Duas Caras na Multidão

Randall Smith
Tinha acabado de tirar os olhos de uma das caras quando vislumbrei a outra. A primeira era a cara de um pobre senhor camponês (“Estudo para o Retrato de um Velho”) pintado pelo grande artista norueguês Edvard Munch quase duas décadas antes do seu trabalho mais famoso, “O Grito”.

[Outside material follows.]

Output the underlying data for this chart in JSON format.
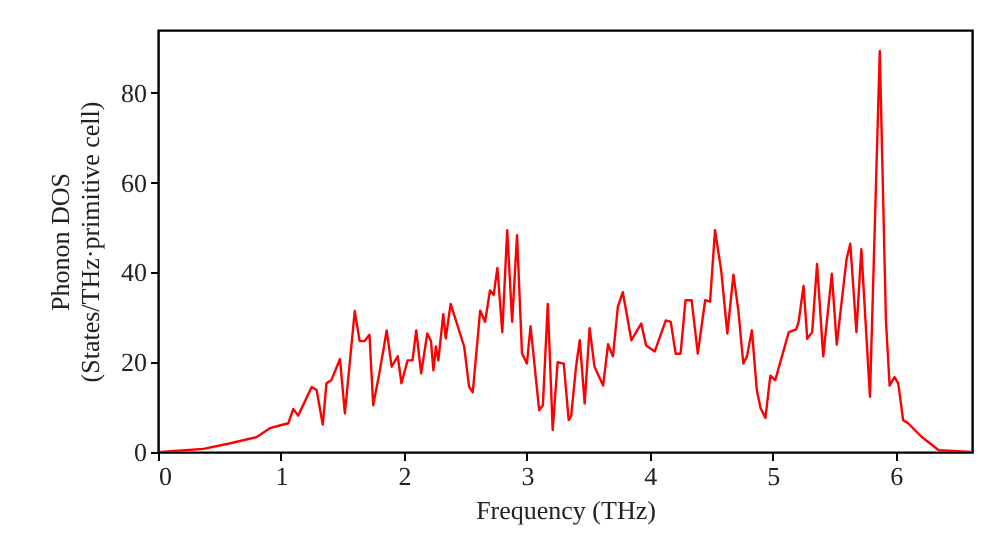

Tive o privilégio de estar a visitar a fantástica exposição sobre Munch e Van Gogh no Museu Van Gogh em Amesterdão com a minha mulher e um grande amigo. Uma das coisas que ressalta logo sobre os primeiros trabalhos de ambos estes grandes artistas é o seu interesse pelas vidas e caras de simples camponeses, como aquele que tinha acabado de ver.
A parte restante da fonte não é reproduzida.